Not Here to Burn Bridges
I’m not writing this to pit Christians and Pagans against one another. We share many values: love, compassion, justice, reverence for creation. What I’m rejecting is the fear narrative—the us-versus-them story that serves power but destroys community. Paganism is not the threat. Fear is. And it is fear that kills witches, burns books, and justifies violence in the name of order.
I’m here to build bridges—between past and future, between those who still find nourishment in Christianity and those of us who no longer can, between the visible world and the living, ensouled earth that Pagans honour. My choice to step away is not a call to war; it’s a commitment to walk in truth without demanding that others walk the same road.

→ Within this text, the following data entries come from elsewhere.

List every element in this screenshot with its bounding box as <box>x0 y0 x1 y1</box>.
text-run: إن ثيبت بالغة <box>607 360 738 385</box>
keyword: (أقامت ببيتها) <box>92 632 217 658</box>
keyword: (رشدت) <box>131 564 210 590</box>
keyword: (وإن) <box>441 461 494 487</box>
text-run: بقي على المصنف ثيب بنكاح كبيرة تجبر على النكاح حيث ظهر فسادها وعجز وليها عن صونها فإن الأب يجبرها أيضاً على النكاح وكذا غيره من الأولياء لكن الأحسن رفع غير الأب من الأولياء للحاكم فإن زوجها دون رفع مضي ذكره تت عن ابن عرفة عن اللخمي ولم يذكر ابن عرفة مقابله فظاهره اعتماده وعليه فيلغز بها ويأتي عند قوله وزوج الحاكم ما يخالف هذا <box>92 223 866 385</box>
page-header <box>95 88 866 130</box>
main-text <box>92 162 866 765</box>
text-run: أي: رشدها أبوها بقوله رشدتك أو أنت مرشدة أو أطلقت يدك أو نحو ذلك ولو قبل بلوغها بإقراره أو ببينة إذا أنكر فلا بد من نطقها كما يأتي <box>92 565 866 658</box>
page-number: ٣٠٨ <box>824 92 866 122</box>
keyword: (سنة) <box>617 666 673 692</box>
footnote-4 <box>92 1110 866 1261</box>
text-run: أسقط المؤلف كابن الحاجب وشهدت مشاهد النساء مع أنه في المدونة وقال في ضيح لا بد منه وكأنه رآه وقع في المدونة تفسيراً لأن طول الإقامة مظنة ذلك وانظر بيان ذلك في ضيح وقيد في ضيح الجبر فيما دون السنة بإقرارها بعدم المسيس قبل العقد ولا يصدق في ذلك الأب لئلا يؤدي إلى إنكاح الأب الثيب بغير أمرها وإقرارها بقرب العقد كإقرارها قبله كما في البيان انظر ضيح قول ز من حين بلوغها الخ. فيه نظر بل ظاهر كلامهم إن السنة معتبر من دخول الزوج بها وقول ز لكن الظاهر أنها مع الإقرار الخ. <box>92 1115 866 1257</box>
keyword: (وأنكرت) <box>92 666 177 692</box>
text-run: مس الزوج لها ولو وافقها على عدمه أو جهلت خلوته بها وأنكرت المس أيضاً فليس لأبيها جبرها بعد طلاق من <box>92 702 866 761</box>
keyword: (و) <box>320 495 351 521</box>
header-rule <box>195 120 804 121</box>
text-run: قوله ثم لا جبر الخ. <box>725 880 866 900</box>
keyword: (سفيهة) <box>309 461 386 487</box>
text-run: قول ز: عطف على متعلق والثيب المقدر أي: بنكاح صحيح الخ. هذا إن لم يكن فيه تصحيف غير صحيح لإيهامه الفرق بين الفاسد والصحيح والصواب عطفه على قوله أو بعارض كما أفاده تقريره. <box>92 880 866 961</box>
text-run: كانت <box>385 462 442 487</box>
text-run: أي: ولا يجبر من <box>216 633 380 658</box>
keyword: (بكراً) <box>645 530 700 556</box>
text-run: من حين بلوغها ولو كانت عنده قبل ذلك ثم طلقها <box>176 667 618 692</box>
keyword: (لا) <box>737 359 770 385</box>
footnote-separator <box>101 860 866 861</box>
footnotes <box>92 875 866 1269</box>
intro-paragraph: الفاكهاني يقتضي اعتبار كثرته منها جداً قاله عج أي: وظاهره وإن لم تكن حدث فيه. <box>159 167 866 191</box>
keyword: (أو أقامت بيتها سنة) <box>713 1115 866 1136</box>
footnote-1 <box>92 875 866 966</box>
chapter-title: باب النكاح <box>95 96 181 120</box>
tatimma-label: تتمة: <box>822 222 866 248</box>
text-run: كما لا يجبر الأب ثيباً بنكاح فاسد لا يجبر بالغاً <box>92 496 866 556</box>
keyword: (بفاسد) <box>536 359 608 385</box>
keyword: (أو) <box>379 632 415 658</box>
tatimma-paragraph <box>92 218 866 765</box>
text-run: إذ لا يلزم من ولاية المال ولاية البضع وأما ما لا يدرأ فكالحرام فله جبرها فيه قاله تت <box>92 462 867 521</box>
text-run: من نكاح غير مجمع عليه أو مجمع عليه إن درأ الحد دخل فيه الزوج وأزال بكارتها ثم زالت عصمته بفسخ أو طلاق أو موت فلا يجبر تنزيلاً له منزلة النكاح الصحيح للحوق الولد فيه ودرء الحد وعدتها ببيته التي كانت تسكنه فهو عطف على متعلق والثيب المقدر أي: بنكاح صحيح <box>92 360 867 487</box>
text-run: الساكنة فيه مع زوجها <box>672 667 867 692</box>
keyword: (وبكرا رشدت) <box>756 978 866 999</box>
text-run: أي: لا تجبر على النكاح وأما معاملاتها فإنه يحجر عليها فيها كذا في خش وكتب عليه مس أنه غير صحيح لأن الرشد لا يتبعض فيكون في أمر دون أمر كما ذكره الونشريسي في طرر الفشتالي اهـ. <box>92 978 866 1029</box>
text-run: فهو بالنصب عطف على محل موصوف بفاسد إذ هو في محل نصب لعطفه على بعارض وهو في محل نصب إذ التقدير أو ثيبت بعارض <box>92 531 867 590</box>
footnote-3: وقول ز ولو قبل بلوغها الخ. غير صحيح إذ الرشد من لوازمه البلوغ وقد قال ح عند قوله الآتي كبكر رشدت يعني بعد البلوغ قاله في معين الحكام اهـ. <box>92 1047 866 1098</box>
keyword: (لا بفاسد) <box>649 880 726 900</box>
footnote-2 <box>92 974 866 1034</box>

Today I choose to break free and rebuild my magical will—not in defiance of anyone’s faith, but in loyalty to the living Light that speaks through trees, tides, seasons, and the quiet wisdom within. The “Pagan threat” is a story told to keep us afraid. The Pagan promise is a practice: reciprocity, plurality, and care for the more-than-human world. That’s the bridge I’m choosing to stand on—and to extend, hand outstretched, to anyone ready to cross.